Historiador Wilfredo Bolívar propone evaluar a José Antonio Páez como un personaje de luces y sombras

En entrevista para el programa “Enfoque”, el cronista del municipio Araure analizó los hechos que marcaron la vida del “Centauro de los Llanos”, desde la disolución de la Gran Colombia hasta sus sorprendentes facetas culturales y su austero exilio

José Antonio Páez sigue siendo uno de los personajes más debatidos de la historia venezolana, atrapado a menudo entre el culto al héroe y la crítica política. Con el objetivo de contrastar los mitos con los hechos documentados, el periodista, historiador y cronista del municipio Araure, Wilfredo Bolívar, ofreció una perspectiva renovada sobre el prócer llanero durante su participación en el programa radial y televisivo “Enfoque”, conducido por José Leonardo Pinto Guerrero.

A propósito de conmemorarse este 13 de junio el 236° aniversario del natalicio de Páez (1790), el investigador enfatizó la necesidad de superar las interpretaciones históricas escolares que, con el tiempo, terminaron por simplificar procesos de enorme complejidad.

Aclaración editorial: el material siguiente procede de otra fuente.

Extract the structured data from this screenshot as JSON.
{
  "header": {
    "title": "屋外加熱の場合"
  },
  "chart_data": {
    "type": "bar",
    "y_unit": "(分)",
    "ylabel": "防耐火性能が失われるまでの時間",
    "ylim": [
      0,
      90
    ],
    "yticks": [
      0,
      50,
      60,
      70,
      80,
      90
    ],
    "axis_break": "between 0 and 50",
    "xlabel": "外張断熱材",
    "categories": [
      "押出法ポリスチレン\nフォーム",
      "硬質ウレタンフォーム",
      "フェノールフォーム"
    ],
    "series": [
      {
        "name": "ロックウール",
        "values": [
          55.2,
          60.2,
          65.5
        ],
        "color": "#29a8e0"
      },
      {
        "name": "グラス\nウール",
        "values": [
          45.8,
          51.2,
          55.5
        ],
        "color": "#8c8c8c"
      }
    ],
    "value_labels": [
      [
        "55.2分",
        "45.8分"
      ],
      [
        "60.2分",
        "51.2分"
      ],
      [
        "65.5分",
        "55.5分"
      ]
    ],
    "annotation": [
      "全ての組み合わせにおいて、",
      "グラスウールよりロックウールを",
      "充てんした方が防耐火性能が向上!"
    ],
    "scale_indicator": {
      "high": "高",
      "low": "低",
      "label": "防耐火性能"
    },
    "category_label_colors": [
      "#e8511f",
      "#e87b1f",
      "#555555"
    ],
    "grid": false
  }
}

Uno de los puntos más álgidos de la conversación fue el análisis de la separación de Venezuela de la República de Colombia en 1830. Al respecto, Bolívar desmitificó la idea de que la ruptura fue un acto personalista de Páez. «La creación de la República de Venezuela no fue una decisión unilateral. Se trató de un proceso civil y político en el que participaron activamente numerosas municipalidades del país a través de consultas y debates públicos que reflejaban el deseo colectivo de tomar un rumbo distinto al proyecto bolivariano», afirmó el historiador basándose en documentos de la época.

Más allá de sus indiscutibles hazañas militares —como la célebre Batalla de Las Queseras del Medio (1819)— y su posterior rol como presidente, el cronista de Araure invitó a la audiencia a descubrir al Páez ciudadano y erudito.

Contrario a la imagen del llanero rudo e iletrado, Bolívar destacó que Páez fue un hombre de notable sensibilidad y formación cultural que hablaba varios idiomas, dominaba instrumentos como el piano, el violín y el violonchelo, escribió sus propias memorias e incluso incursionó en la composición musical.

Asimismo, el programa abordó el ocaso del prócer, desarmando la narrativa de que gozó de un poder y una riqueza incalculables hasta el final de sus días. El investigador recordó que, debido a las intensas dinámicas de la guerra civil y los conflictos políticos, Páez perdió la gran mayoría de sus bienes materiales, lo que lo llevó a vivir un largo exilio que culminó con su fallecimiento en condiciones austeras en la ciudad de Nueva York, el 6 de mayo de 1873.

Para el historiador Wilfredo Bolívar, el legado de José Antonio Páez debe ser evaluado con base en testimonios, archivos y con la madurez de entenderlo como un personaje de luces y sombras, fundamental en la arquitectura republicana de Venezuela. A más de dos siglos de su nacimiento, su figura no busca consenso, sino una lectura rigurosa y libre de sesgos temporales.